The director of my architecture program back at Stanford followed me on Instagram today and the first thing he got to look at is my photo of a knife stabbed through a menthol Marlboro. I hope he doesn't judge - but whatever, he knows me - it's all fine - it just make sense - older people read us as easily as we would a children's book. Reading between the lines for a novel only 25 years old must be pretty damn predictable to a 50 year old soul.
I never knew, I never cared
I wonder how we came to this
I play it over in my head
You're watching video instead
And we'd do anything for the high
Must you leave now
Why must you leave now
That's what you said
No idea what this story must refer to. Something heart breaking probs. Says she was born in 1983. So what, 32? Man, so much more time.

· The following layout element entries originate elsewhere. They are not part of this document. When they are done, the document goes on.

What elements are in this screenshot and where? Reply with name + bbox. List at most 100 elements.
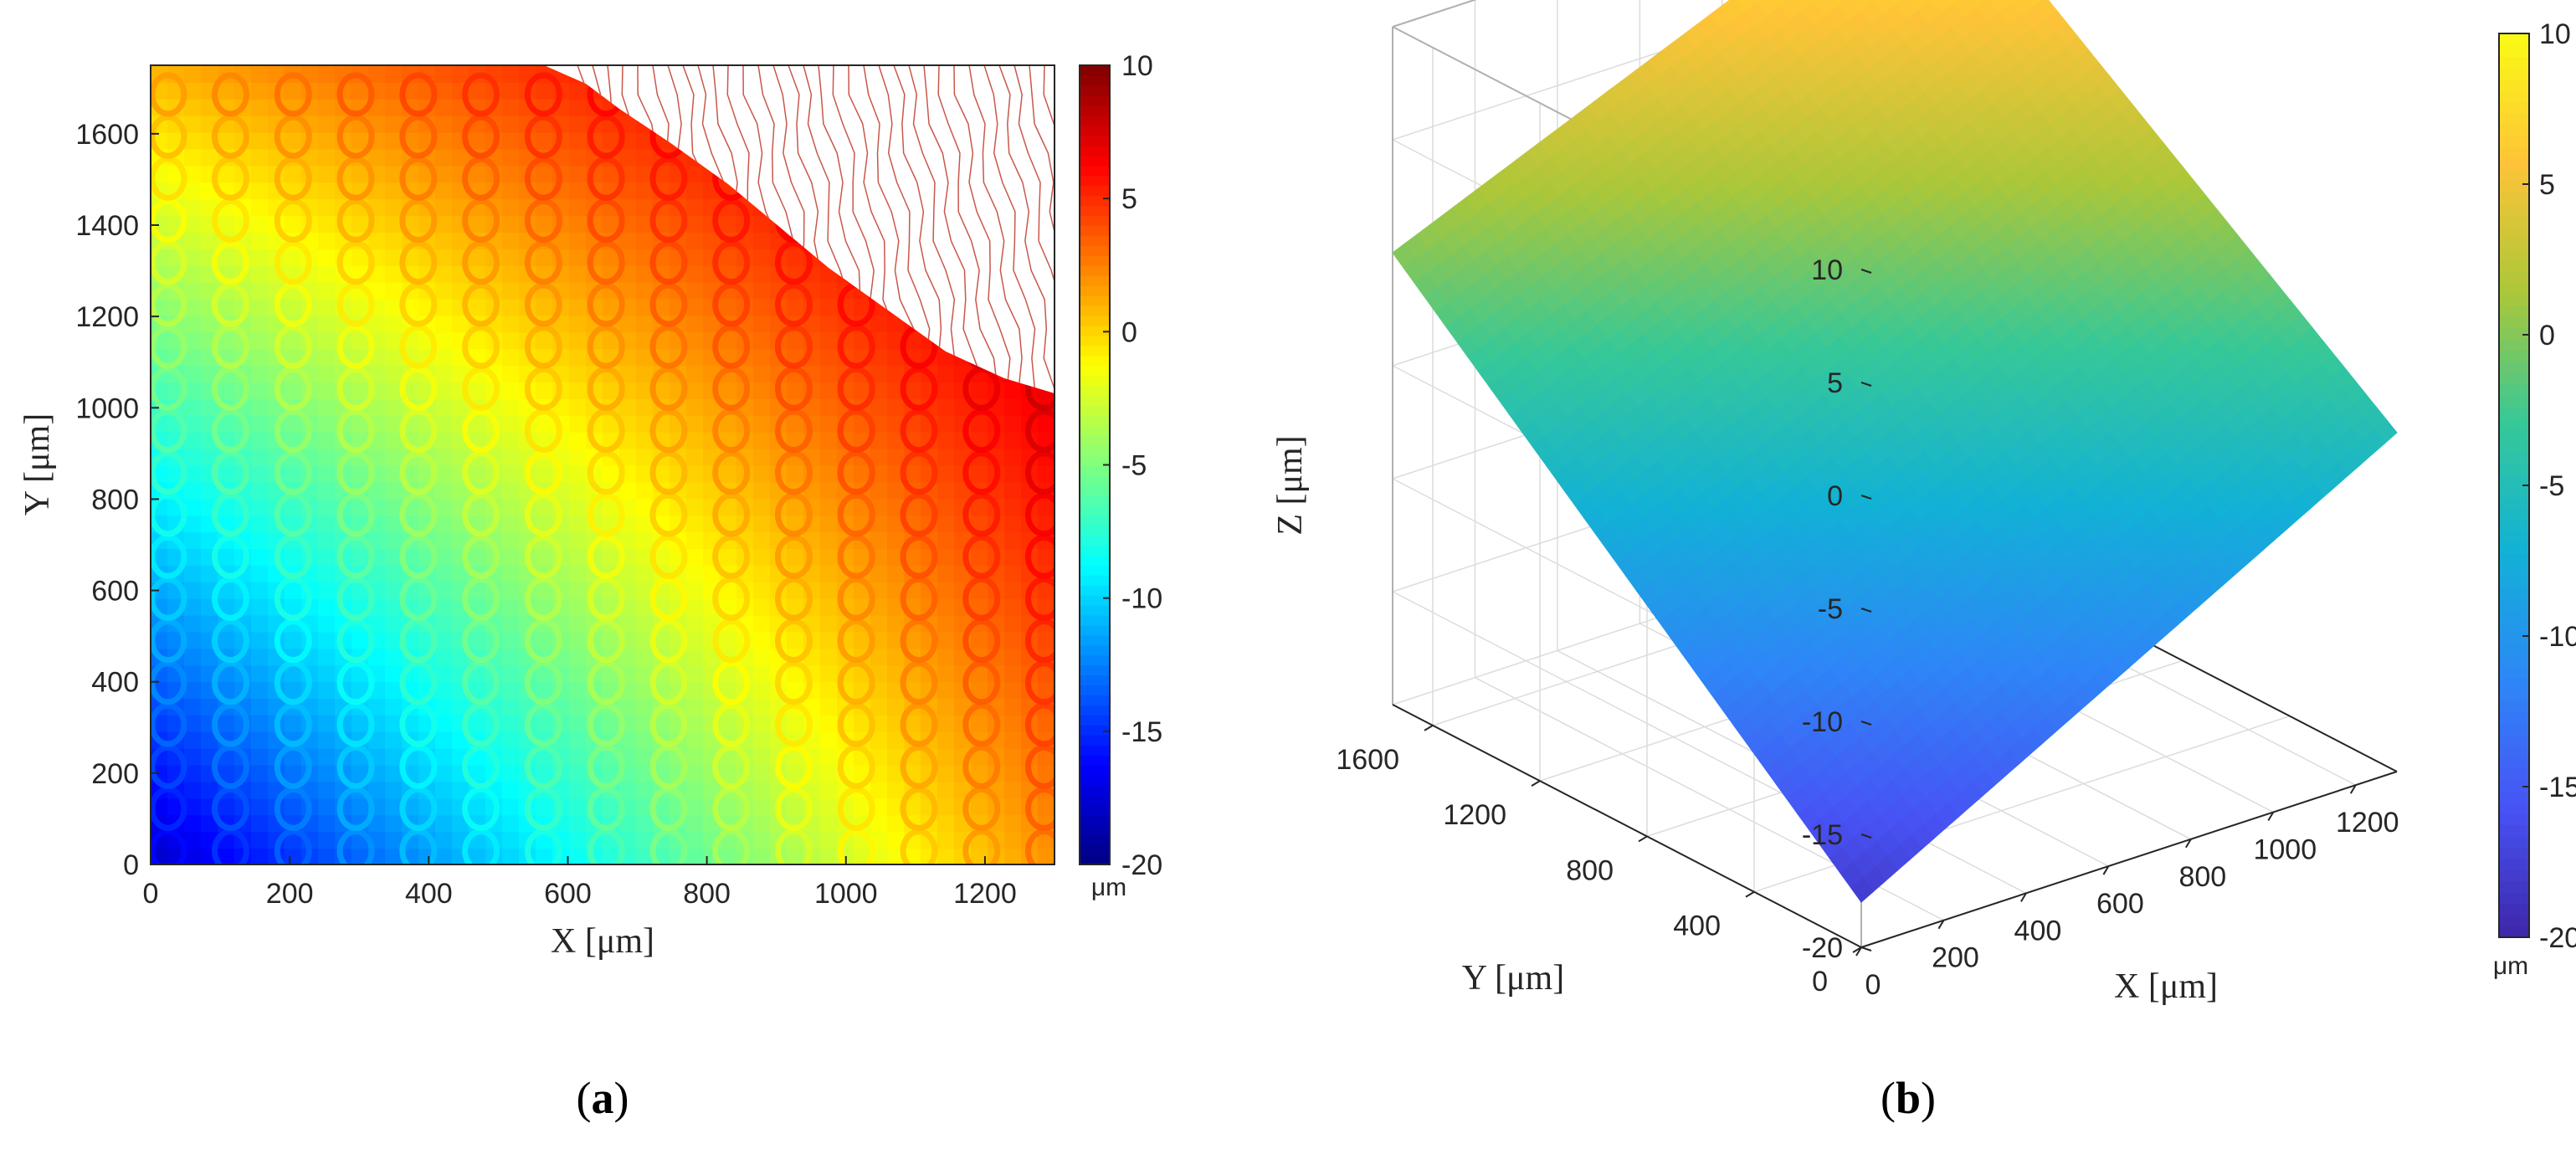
surface-cell xyxy=(569,831,587,849)
surface-cell xyxy=(870,614,888,633)
surface-cell xyxy=(502,398,520,416)
surface-cell xyxy=(686,848,704,864)
colorbar-segment xyxy=(1080,545,1110,556)
surface-cell xyxy=(820,614,838,633)
surface-cell xyxy=(619,315,637,333)
surface-cell xyxy=(352,714,369,732)
surface-cell xyxy=(636,248,654,266)
surface-cell xyxy=(251,631,269,649)
surface-cell xyxy=(686,564,704,582)
surface-cell xyxy=(870,564,888,582)
surface-cell xyxy=(603,165,620,183)
surface-cell xyxy=(469,81,486,100)
surface-cell xyxy=(636,814,654,833)
surface-cell xyxy=(452,398,470,416)
surface-cell xyxy=(870,747,888,766)
surface-cell xyxy=(887,814,905,833)
surface-cell xyxy=(636,798,654,816)
colorbar-segment xyxy=(1080,375,1110,386)
surface-cell xyxy=(820,481,838,500)
surface-cell xyxy=(285,714,302,732)
surface-cell xyxy=(971,431,988,449)
surface-cell xyxy=(1004,714,1022,732)
surface-cell xyxy=(184,182,202,200)
colorbar-segment xyxy=(1080,594,1110,606)
x-tick-label: 1000 xyxy=(814,878,878,910)
surface-cell xyxy=(251,747,269,766)
colorbar-segment xyxy=(1080,505,1110,516)
colorbar-segment xyxy=(1080,195,1110,207)
surface-cell xyxy=(368,365,386,382)
surface-cell xyxy=(184,764,202,782)
surface-cell xyxy=(736,365,754,382)
surface-cell xyxy=(435,498,453,516)
surface-cell xyxy=(201,648,218,666)
surface-cell xyxy=(536,631,553,649)
surface-cell xyxy=(251,581,269,599)
surface-cell xyxy=(619,531,637,549)
surface-cell xyxy=(937,731,955,749)
surface-cell xyxy=(820,448,838,466)
surface-cell xyxy=(352,298,369,316)
colorbar-segment xyxy=(1080,695,1110,705)
colorbar-segment xyxy=(1080,634,1110,646)
surface-cell xyxy=(870,398,888,416)
surface-cell xyxy=(368,698,386,716)
surface-cell xyxy=(435,431,453,449)
surface-cell xyxy=(385,215,403,233)
surface-cell xyxy=(753,515,771,533)
surface-cell xyxy=(184,747,202,766)
colorbar-segment xyxy=(1080,345,1110,356)
surface-cell xyxy=(686,581,704,599)
colorbar-segment xyxy=(1080,295,1110,306)
colorbar-segment xyxy=(1080,844,1110,855)
surface-cell xyxy=(184,698,202,716)
surface-cell xyxy=(251,365,269,382)
x-tick-label: 1200 xyxy=(953,878,1017,910)
surface-cell xyxy=(753,348,771,367)
surface-cell xyxy=(870,698,888,716)
surface-cell xyxy=(686,798,704,816)
surface-cell xyxy=(435,448,453,466)
surface-cell xyxy=(636,464,654,483)
surface-cell xyxy=(720,298,737,316)
colorbar-segment xyxy=(1080,675,1110,686)
surface-cell xyxy=(686,232,704,249)
surface-cell xyxy=(318,365,336,382)
surface-cell xyxy=(184,414,202,433)
y-tick-label: 600 xyxy=(91,576,139,608)
surface-cell xyxy=(469,165,486,183)
surface-cell xyxy=(937,831,955,849)
surface-cell xyxy=(218,131,235,150)
surface-cell xyxy=(385,264,403,283)
surface-cell xyxy=(937,598,955,616)
surface-cell xyxy=(502,298,520,316)
surface-cell xyxy=(452,614,470,633)
surface-cell xyxy=(285,548,302,566)
surface-cell xyxy=(753,232,771,249)
surface-cell xyxy=(904,798,921,816)
surface-cell xyxy=(335,614,352,633)
surface-cell xyxy=(820,764,838,782)
surface-cell xyxy=(937,414,955,433)
surface-cell xyxy=(569,531,587,549)
surface-cell xyxy=(569,398,587,416)
surface-cell xyxy=(686,448,704,466)
surface-cell xyxy=(285,498,302,516)
y-tick-label: 0 xyxy=(123,849,139,881)
surface-cell xyxy=(318,165,336,183)
surface-cell xyxy=(285,165,302,183)
surface-cell xyxy=(368,148,386,167)
surface-cell xyxy=(218,414,235,433)
surface-cell xyxy=(619,398,637,416)
surface-cell xyxy=(502,831,520,849)
surface-cell xyxy=(1004,747,1022,766)
surface-cell xyxy=(787,631,804,649)
surface-cell xyxy=(820,848,838,864)
surface-cell xyxy=(402,464,419,483)
surface-cell xyxy=(971,414,988,433)
surface-cell xyxy=(318,598,336,616)
surface-cell xyxy=(1004,531,1022,549)
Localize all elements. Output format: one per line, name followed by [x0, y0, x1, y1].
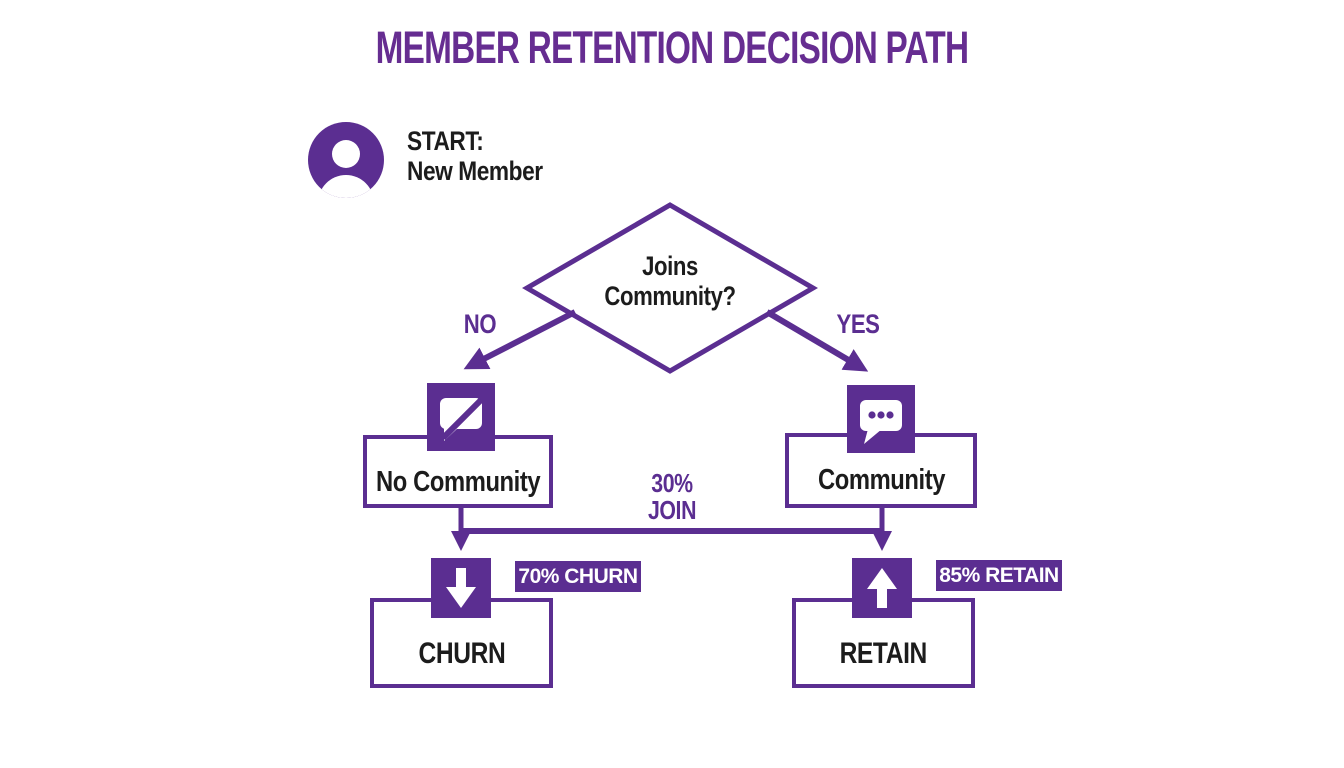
- start-label: START: New Member: [407, 126, 543, 186]
- arrow-up-icon: [852, 558, 912, 618]
- churn-label: CHURN: [418, 637, 505, 670]
- start-label-line1: START:: [407, 126, 484, 156]
- retain-rate-text: 85% RETAIN: [939, 563, 1059, 587]
- decision-label: Joins Community?: [545, 251, 795, 311]
- retain-label: RETAIN: [839, 637, 928, 670]
- community-label: Community: [817, 464, 945, 496]
- no-community-label: No Community: [375, 466, 541, 498]
- join-percentage-label: 30% JOIN: [602, 470, 742, 524]
- chat-disabled-icon: [427, 383, 495, 451]
- chat-dots-icon: [847, 385, 915, 453]
- no-branch-arrow: [463, 309, 577, 370]
- start-node: [308, 122, 384, 198]
- arrow-down-icon: [431, 558, 491, 618]
- start-label-line2: New Member: [407, 156, 543, 186]
- yes-branch-arrow: [765, 309, 869, 372]
- churn-rate-badge: 70% CHURN: [515, 561, 641, 592]
- page-title: MEMBER RETENTION DECISION PATH: [375, 22, 969, 73]
- yes-label: YES: [836, 309, 880, 339]
- join-percentage-line2: JOIN: [647, 495, 697, 525]
- churn-rate-text: 70% CHURN: [518, 564, 638, 588]
- decision-label-line1: Joins: [642, 251, 698, 281]
- join-percentage-line1: 30%: [651, 468, 693, 498]
- decision-label-line2: Community?: [604, 281, 736, 311]
- decision-diamond: [522, 202, 818, 374]
- no-label: NO: [463, 309, 497, 339]
- person-icon: [318, 140, 374, 198]
- retain-rate-badge: 85% RETAIN: [936, 560, 1062, 591]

I found a folded note in one of my old journals today. It was some draft of a love letter to this girl before she moved away. I put it in the sleeve of one of my favorite records and gave it to her when I drove her to the airport and said bye. The record was translucent and red. It was called Roses. It looked like strawberry jello frozen into a disc. The song isn't very complex, but it's neon sunshine - and I guess that kinda captures that whole thing quite precisely. We don't really talk anymore - ain't nobody got time for dat. Funny how the strongest feelings kind of just dissolve into Odyssean distant memories.
No reason to stop living life as if it were the Odyssey though.
I'm going to rewatch Jodorowsky's Dune on Friday with a few first-timers.
I wonder what color the fire will be this time?